164(ccc) Der Annahme, die Parteien hätten ein wirksames Wettbewerbsverbot unter Einschluss einer Karenzentschädigung gewollt, steht nicht, wie die Beklagte meint, schon der Umstand entgegen, dass das Arbeitsverhältnis nur über einen sehr kurzen Zeitraum bestanden hat und der Kläger nach ihrem Vortrag nur einen äußerst unzureichenden Vertriebserfolg erzielt haben und die gezahlte Vergütung in keinem Verhältnis zu den auf seine Tätigkeit zurückzuführenden Umsätzen stehen soll. Das nachträgliche tatsächliche „Fehlschlagen“ des Arbeitsverhältnisses ist für die Bestimmung des hypothetischen Parteiwillens unerheblich, weil es als solches allein nicht der Annahme entgegensteht, ein rechtlich verbindliches Wettbewerbsverbot entspreche am ehesten dem Sinn und Zweck von Nr. 13 Arbeitsvertrag und dem von den Parteien damit wirtschaftlich Gewollten. Denn es trägt nicht dem Umstand Rechnung, dass der mutmaßliche Parteiwillen bezogen auf den Zeitpunkt des Vertragsschlusses zu ermitteln ist, weil der Abschluss solcher für die Zukunft bindender Regelungen gerade vor dem Risiko der ungewissen tatsächlichen Entwicklung erfolgt und gerade diese Situation den Parteiwillen bestimmt.

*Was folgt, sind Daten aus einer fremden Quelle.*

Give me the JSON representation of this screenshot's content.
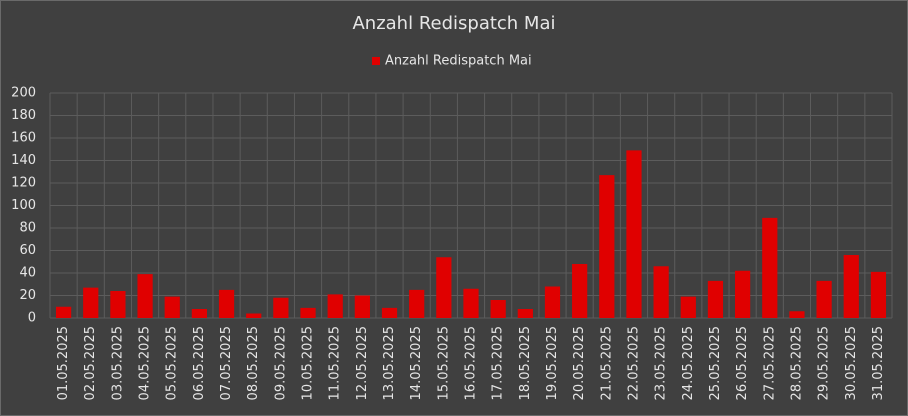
{
  "chart_data": {
    "type": "bar",
    "title": "Anzahl Redispatch Mai",
    "categories": [
      "01.05.2025",
      "02.05.2025",
      "03.05.2025",
      "04.05.2025",
      "05.05.2025",
      "06.05.2025",
      "07.05.2025",
      "08.05.2025",
      "09.05.2025",
      "10.05.2025",
      "11.05.2025",
      "12.05.2025",
      "13.05.2025",
      "14.05.2025",
      "15.05.2025",
      "16.05.2025",
      "17.05.2025",
      "18.05.2025",
      "19.05.2025",
      "20.05.2025",
      "21.05.2025",
      "22.05.2025",
      "23.05.2025",
      "24.05.2025",
      "25.05.2025",
      "26.05.2025",
      "27.05.2025",
      "28.05.2025",
      "29.05.2025",
      "30.05.2025",
      "31.05.2025"
    ],
    "series": [
      {
        "name": "Anzahl Redispatch Mai",
        "color": "#e00000",
        "values": [
          10,
          27,
          24,
          39,
          19,
          8,
          25,
          4,
          18,
          9,
          21,
          20,
          9,
          25,
          54,
          26,
          16,
          8,
          28,
          48,
          127,
          149,
          46,
          19,
          33,
          42,
          89,
          6,
          33,
          56,
          41
        ]
      }
    ],
    "ylim": [
      0,
      200
    ],
    "yticks": [
      0,
      20,
      40,
      60,
      80,
      100,
      120,
      140,
      160,
      180,
      200
    ],
    "grid": true,
    "legend": "top"
  }
}
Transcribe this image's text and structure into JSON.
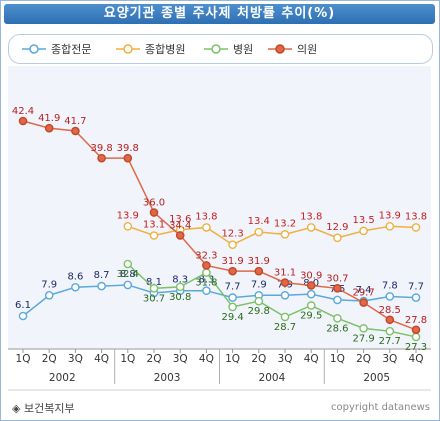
{
  "chart_data": {
    "type": "line",
    "title": "요양기관 종별 주사제 처방률 추이(%)",
    "categories": [
      "1Q",
      "2Q",
      "3Q",
      "4Q",
      "1Q",
      "2Q",
      "3Q",
      "4Q",
      "1Q",
      "2Q",
      "3Q",
      "4Q",
      "1Q",
      "2Q",
      "3Q",
      "4Q"
    ],
    "years": [
      "2002",
      "2003",
      "2004",
      "2005"
    ],
    "series": [
      {
        "name": "종합전문",
        "color": "#5aa8dc",
        "label_color": "#1c2a66",
        "values": [
          6.1,
          7.9,
          8.6,
          8.7,
          8.8,
          8.1,
          8.3,
          8.3,
          7.7,
          7.9,
          7.9,
          8.0,
          7.5,
          7.4,
          7.8,
          7.7
        ]
      },
      {
        "name": "종합병원",
        "color": "#f0b040",
        "label_color": "#c81e1e",
        "values": [
          null,
          null,
          null,
          null,
          13.9,
          13.1,
          13.6,
          13.8,
          12.3,
          13.4,
          13.2,
          13.8,
          12.9,
          13.5,
          13.9,
          13.8
        ]
      },
      {
        "name": "병원",
        "color": "#7cc26a",
        "label_color": "#2a6b1c",
        "values": [
          null,
          null,
          null,
          null,
          32.4,
          30.7,
          30.8,
          31.8,
          29.4,
          29.8,
          28.7,
          29.5,
          28.6,
          27.9,
          27.7,
          27.3
        ]
      },
      {
        "name": "의원",
        "color": "#e06848",
        "label_color": "#b82020",
        "values": [
          42.4,
          41.9,
          41.7,
          39.8,
          39.8,
          36.0,
          34.4,
          32.3,
          31.9,
          31.9,
          31.1,
          30.9,
          30.7,
          29.7,
          28.5,
          27.8
        ]
      }
    ],
    "grid": false,
    "legend_position": "top"
  },
  "footer": {
    "source": "◈ 보건복지부",
    "copyright": "copyright datanews"
  }
}
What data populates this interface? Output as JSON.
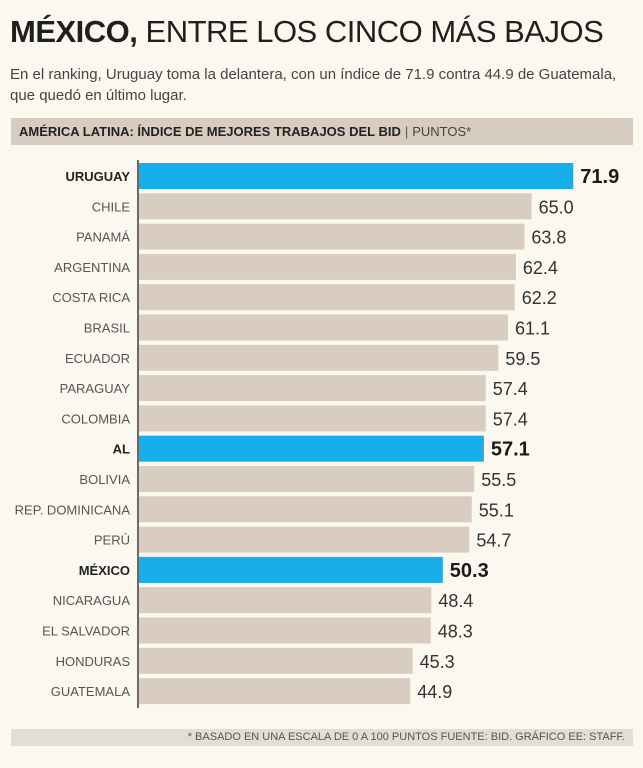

165Es kann sich daher allenfalls die Frage stellen, ob es dem hypothetischen Parteiwillen der Beklagten entsprochen hätte, dass Wettbewerbsverbot erst nach einer gewissen Dauer des Arbeitsverhältnisses in Kraft treten zu lassen, und der Kläger sich hierauf ebenfalls eingelassen hätte, um überhaupt eingestellt zu werden. So kann die Geltung eines nachvertraglichen Wettbewerbsverbots daran geknüpft werden, dass das Arbeitsverhältnis über die Probezeit hinaus fortbesteht oder erst nach Ablauf einer gewissen Beschäftigungsdauer in Kraft treten soll; eine solche aufschiebende Bedingung ist auch als Allgemeine Geschäftsbedingung zulässig (vgl. BAG, 13. Juli 2005, 10 AZR 532/04, AP HGB § 74 Nr. 78, II. 1. der Gründe; 28. Juni 2006, 10 AZR 407/05, NZA 2006, 1157 <1159>, Rn. 18). Damit kann der Arbeitgeber dem Umstand Rechnung tragen, dass der Arbeitnehmer typischerweise erst dann gefährlich werden kann, wenn er genügend Einblick in Betriebsgeheimnisse gewonnen hat (vgl. Bauer/Diller, Wettbewerbsverbote, 6. Auflage, 2012, Rn. 523).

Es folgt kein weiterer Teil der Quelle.